Garden grows with new greenhouse

Construction students assist community garden with new greenhouse

It was a long time in coming, but on Dec. 9 a group gathered at Delfino Park in White Plains to celebrate the completion of a new greenhouse. Students at the Southern Westchester BOCES Center for Career Services began construction on the greenhouse during the last school year and now the finished structure has been put in place.

Its arrival in its new home was celebrated with a ribbon cutting ceremony that brought together officials from White Plains, the Center for Career Services and community garden enthusiasts and supporters.

“COVID did not stop us, but it did delay us,” Center for Career Services Principal Evangelo Michas joked about the time it took for students to complete the project. “It’s a pleasure, a great experience working with the White Plains Youth Bureau. We are always willing to help the community.”

“It’s a wonderful partnership,” Byron Smalls, MPA, with the White Plains Youth Bureau and founder of the gardening program said.

The project is the result of a special symbiotic relationship that has developed between the City of White Plains, specifically the Youth Bureau, and Career Services. The two groups have worked on other projects in the past, including the construction of a garden shed.

“It’s been a godsend to us, we are able to offer classes, store tools and allow for community use,” Mr. Smalls said of the garden shed. “It’s just wonderful. Then I got the idea to see if they could build us a greenhouse.”

The greenhouse was commissioned by the Youth Bureau for their “Growing White Plains” program. Four years ago during a storm the greenhouse they had been using was destroyed.

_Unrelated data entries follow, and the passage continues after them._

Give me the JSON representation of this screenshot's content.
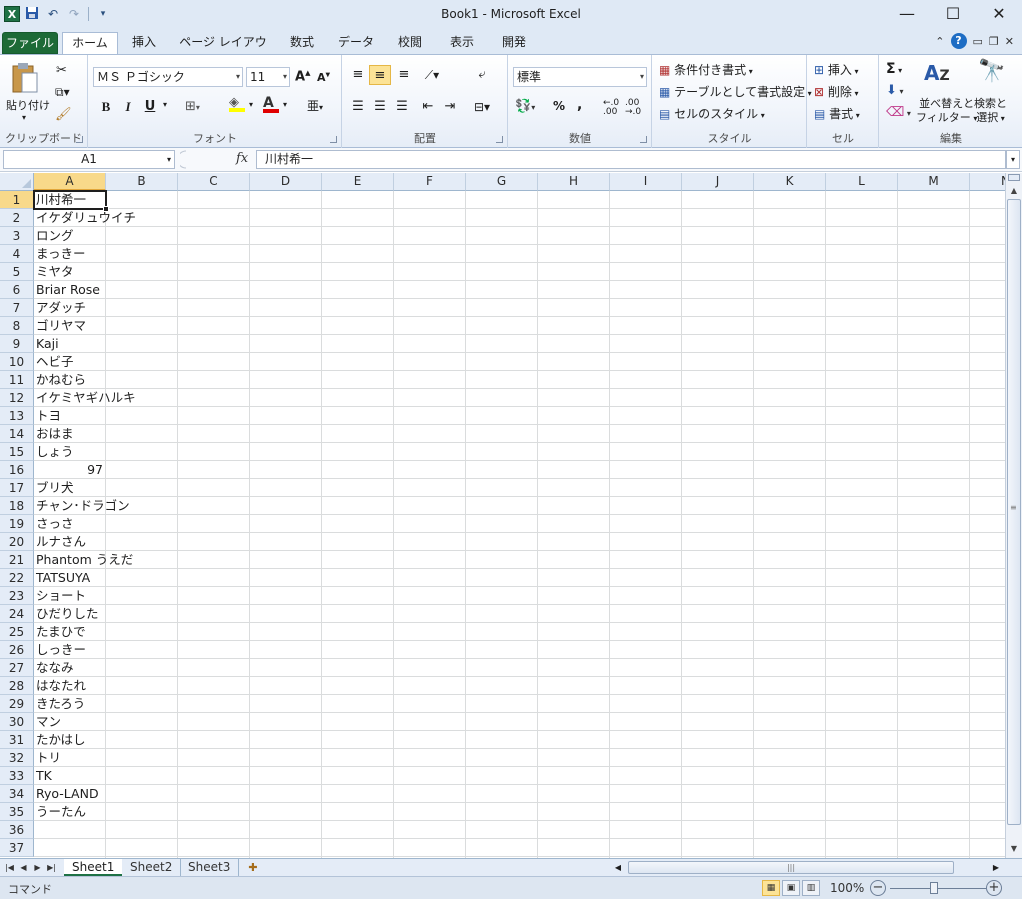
{
  "window": {
    "title": "Book1 - Microsoft Excel"
  },
  "tabs": {
    "file": "ファイル",
    "items": [
      "ホーム",
      "挿入",
      "ページ レイアウト",
      "数式",
      "データ",
      "校閲",
      "表示",
      "開発"
    ]
  },
  "ribbon": {
    "clipboard": {
      "paste": "貼り付け",
      "label": "クリップボード"
    },
    "font": {
      "name": "ＭＳ Ｐゴシック",
      "size": "11",
      "bold": "B",
      "italic": "I",
      "underline": "U",
      "label": "フォント"
    },
    "alignment": {
      "label": "配置"
    },
    "number": {
      "format": "標準",
      "percent": "%",
      "comma": ",",
      "label": "数値"
    },
    "styles": {
      "conditional": "条件付き書式",
      "table": "テーブルとして書式設定",
      "cell": "セルのスタイル",
      "label": "スタイル"
    },
    "cells": {
      "insert": "挿入",
      "delete": "削除",
      "format": "書式",
      "label": "セル"
    },
    "editing": {
      "sort1": "並べ替えと",
      "sort2": "フィルター",
      "find1": "検索と",
      "find2": "選択",
      "label": "編集"
    }
  },
  "formula_bar": {
    "name_box": "A1",
    "fx": "fx",
    "value": "川村希一"
  },
  "columns": [
    "A",
    "B",
    "C",
    "D",
    "E",
    "F",
    "G",
    "H",
    "I",
    "J",
    "K",
    "L",
    "M",
    "N"
  ],
  "rows": [
    {
      "n": "1",
      "a": "川村希一"
    },
    {
      "n": "2",
      "a": "イケダリュウイチ"
    },
    {
      "n": "3",
      "a": "ロング"
    },
    {
      "n": "4",
      "a": "まっきー"
    },
    {
      "n": "5",
      "a": "ミヤタ"
    },
    {
      "n": "6",
      "a": "Briar Rose"
    },
    {
      "n": "7",
      "a": "アダッチ"
    },
    {
      "n": "8",
      "a": "ゴリヤマ"
    },
    {
      "n": "9",
      "a": "Kaji"
    },
    {
      "n": "10",
      "a": "ヘビ子"
    },
    {
      "n": "11",
      "a": "かねむら"
    },
    {
      "n": "12",
      "a": "イケミヤギハルキ"
    },
    {
      "n": "13",
      "a": "トヨ"
    },
    {
      "n": "14",
      "a": "おはま"
    },
    {
      "n": "15",
      "a": "しょう"
    },
    {
      "n": "16",
      "a": "97"
    },
    {
      "n": "17",
      "a": "ブリ犬"
    },
    {
      "n": "18",
      "a": "チャン･ドラゴン"
    },
    {
      "n": "19",
      "a": "さっさ"
    },
    {
      "n": "20",
      "a": "ルナさん"
    },
    {
      "n": "21",
      "a": "Phantom うえだ"
    },
    {
      "n": "22",
      "a": "TATSUYA"
    },
    {
      "n": "23",
      "a": "ショート"
    },
    {
      "n": "24",
      "a": "ひだりした"
    },
    {
      "n": "25",
      "a": "たまひで"
    },
    {
      "n": "26",
      "a": "しっきー"
    },
    {
      "n": "27",
      "a": "ななみ"
    },
    {
      "n": "28",
      "a": "はなたれ"
    },
    {
      "n": "29",
      "a": "きたろう"
    },
    {
      "n": "30",
      "a": "マン"
    },
    {
      "n": "31",
      "a": "たかはし"
    },
    {
      "n": "32",
      "a": "トリ"
    },
    {
      "n": "33",
      "a": "TK"
    },
    {
      "n": "34",
      "a": "Ryo-LAND"
    },
    {
      "n": "35",
      "a": "うーたん"
    },
    {
      "n": "36",
      "a": ""
    },
    {
      "n": "37",
      "a": ""
    }
  ],
  "sheets": [
    "Sheet1",
    "Sheet2",
    "Sheet3"
  ],
  "status": {
    "mode": "コマンド",
    "zoom": "100%"
  }
}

Going forward the new structure will be used to begin seedlings that will be transplanted to two gardens used by the gardening program with sites at Bethel Baptist Church/ White Plains Youth Bureau Garden and The White Plains Youth Bureau Garden / Presbyterian Hospital Garden.

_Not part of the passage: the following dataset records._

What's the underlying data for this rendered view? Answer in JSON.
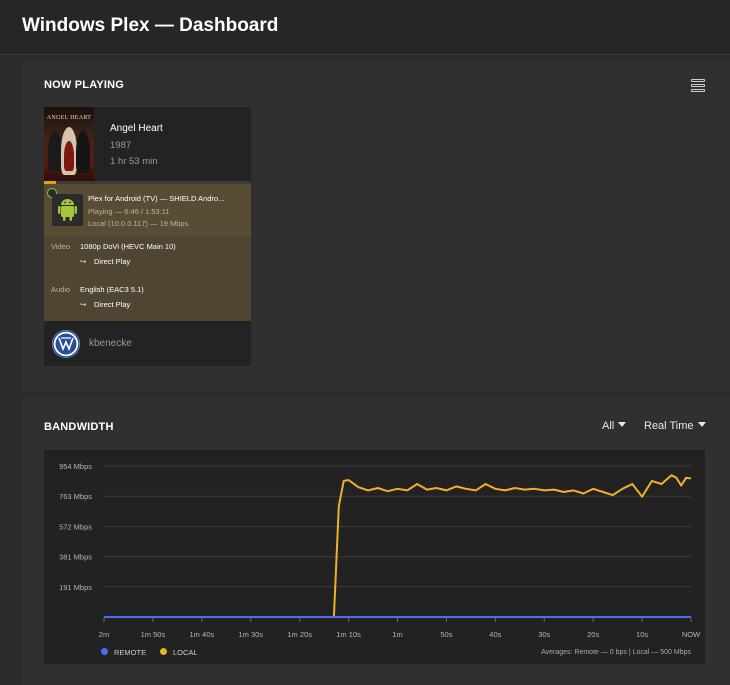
{
  "app": {
    "title": "Windows Plex — Dashboard"
  },
  "now_playing": {
    "section_title": "NOW PLAYING",
    "menu_icon": "list-view-icon",
    "session": {
      "poster_text": "ANGEL HEART",
      "title": "Angel Heart",
      "year": "1987",
      "duration": "1 hr 53 min",
      "progress": 0.06,
      "player": "Plex for Android (TV)  —  SHIELD Andro...",
      "state": "Playing — 6:46 / 1:53:11",
      "network": "Local (10.0.0.117) — 19 Mbps",
      "video_label": "Video",
      "video_value": "1080p DoVi (HEVC Main 10)",
      "video_decision": "Direct Play",
      "audio_label": "Audio",
      "audio_value": "English (EAC3 5.1)",
      "audio_decision": "Direct Play",
      "user": "kbenecke",
      "accent": "#e5a00d"
    }
  },
  "bandwidth": {
    "section_title": "BANDWIDTH",
    "filter_selected": "All",
    "range_selected": "Real Time",
    "legend_remote": "REMOTE",
    "legend_local": "LOCAL",
    "remote_color": "#4a6cf7",
    "local_color": "#f0b02a",
    "averages": "Averages: Remote — 0 bps | Local — 500 Mbps"
  },
  "chart_data": {
    "type": "line",
    "x_tick_labels": [
      "2m",
      "1m 50s",
      "1m 40s",
      "1m 30s",
      "1m 20s",
      "1m 10s",
      "1m",
      "50s",
      "40s",
      "30s",
      "20s",
      "10s",
      "NOW"
    ],
    "y_tick_labels": [
      "954 Mbps",
      "763 Mbps",
      "572 Mbps",
      "381 Mbps",
      "191 Mbps"
    ],
    "ylim": [
      0,
      954
    ],
    "xlim": [
      -120,
      0
    ],
    "x_unit": "seconds relative to now",
    "y_unit": "Mbps",
    "series": [
      {
        "name": "LOCAL",
        "color": "#f0b02a",
        "x": [
          -120,
          -115,
          -110,
          -105,
          -100,
          -95,
          -90,
          -85,
          -80,
          -75,
          -73,
          -72,
          -71,
          -70,
          -68,
          -66,
          -64,
          -62,
          -60,
          -58,
          -56,
          -54,
          -52,
          -50,
          -48,
          -46,
          -44,
          -42,
          -40,
          -38,
          -36,
          -34,
          -32,
          -30,
          -28,
          -26,
          -24,
          -22,
          -20,
          -18,
          -16,
          -14,
          -12,
          -10,
          -8,
          -6,
          -4,
          -3,
          -2,
          -1,
          0
        ],
        "y": [
          0,
          0,
          0,
          0,
          0,
          0,
          0,
          0,
          0,
          0,
          0,
          700,
          860,
          865,
          820,
          800,
          815,
          795,
          810,
          800,
          840,
          805,
          815,
          800,
          825,
          810,
          800,
          840,
          810,
          800,
          815,
          805,
          810,
          800,
          805,
          790,
          800,
          780,
          810,
          790,
          770,
          810,
          840,
          760,
          860,
          840,
          895,
          880,
          830,
          880,
          875
        ]
      },
      {
        "name": "REMOTE",
        "color": "#4a6cf7",
        "x": [
          -120,
          0
        ],
        "y": [
          0,
          0
        ]
      }
    ],
    "grid": true,
    "legend_position": "bottom-left"
  }
}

The gardening program began a dozen years ago and includes elementary and middle school students who begin the seedlings, care for them and eventually transplant them. During the summer, high school students help to maintain the gardens, caring for the plants and eventually harvesting what is grown. The garden is completely organic and all the produce is donated to city food banks.

When CTE Construction and Plumbing teacher Kurt Boysen took over the program the greenhouse was 75 percent completed. This school year Construction students worked to finish the roof, add in some electrical wiring, touched up the paint on the exterior and finished the trim.

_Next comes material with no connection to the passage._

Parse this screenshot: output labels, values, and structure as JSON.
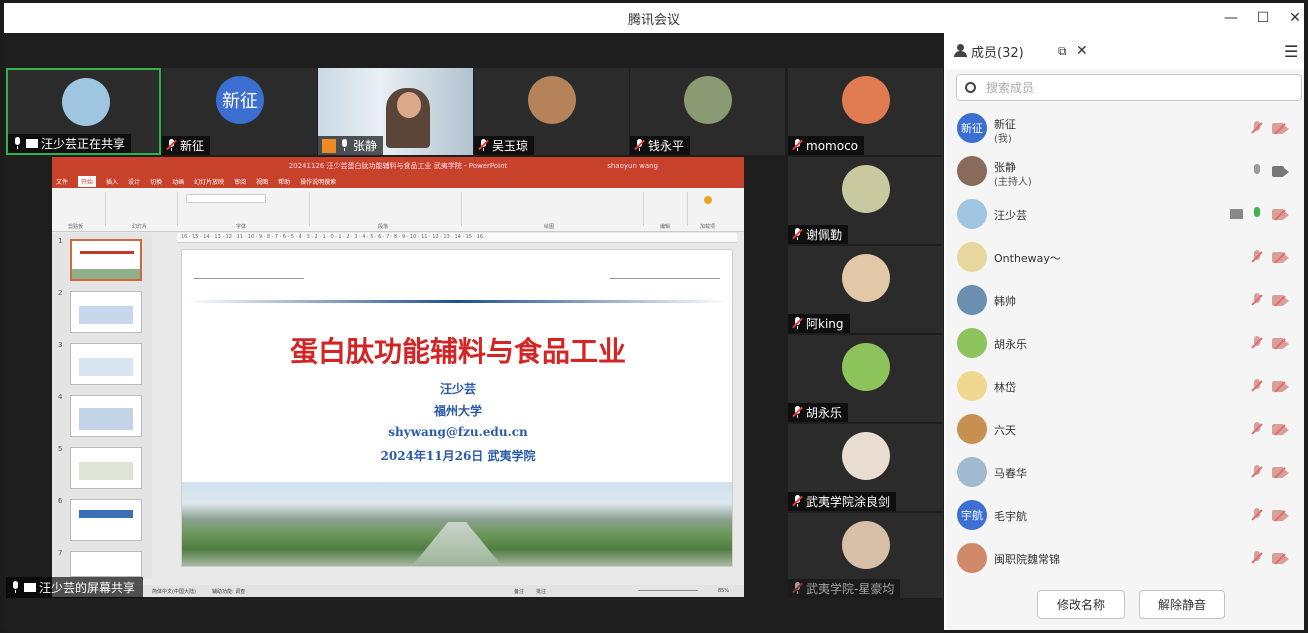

Because of the environmentally friendly practices used in the gardens, Mr. Boysen said no VOX producing paint or chemicals were used on the shed.

“White Plains is a green city,” Frank William, Executive Director of the White Plains Youth Bureau said, due to the continuous efforts of Mayor Thomas Roach. He thanked Mr. Smalls for the work he did to get the “new, beautiful greenhouse.”

“This project will help on so many levels,” Mayor Roach said. “It’s for the kids, and it’s also a great experience working together. We want to thank BOCES for their commitment and carpentry. It’s cool to see.”

BOCES students had an opportunity to use the skills they have learned or pick up news skills, White Plains youth get to grow nourishing food for their community and enjoy the bounty with a soup meal at the end of hte growing season made from produce they grew, the mayor said.

“I love when everyone benefits from something and people develop relationships and want to work together,” Mayor Roach continued.

Having the greenhouse will enable students to get a head start on planting seeds and will enable them to grow more than 700 seedlings for transplant, Mr. Smalls said.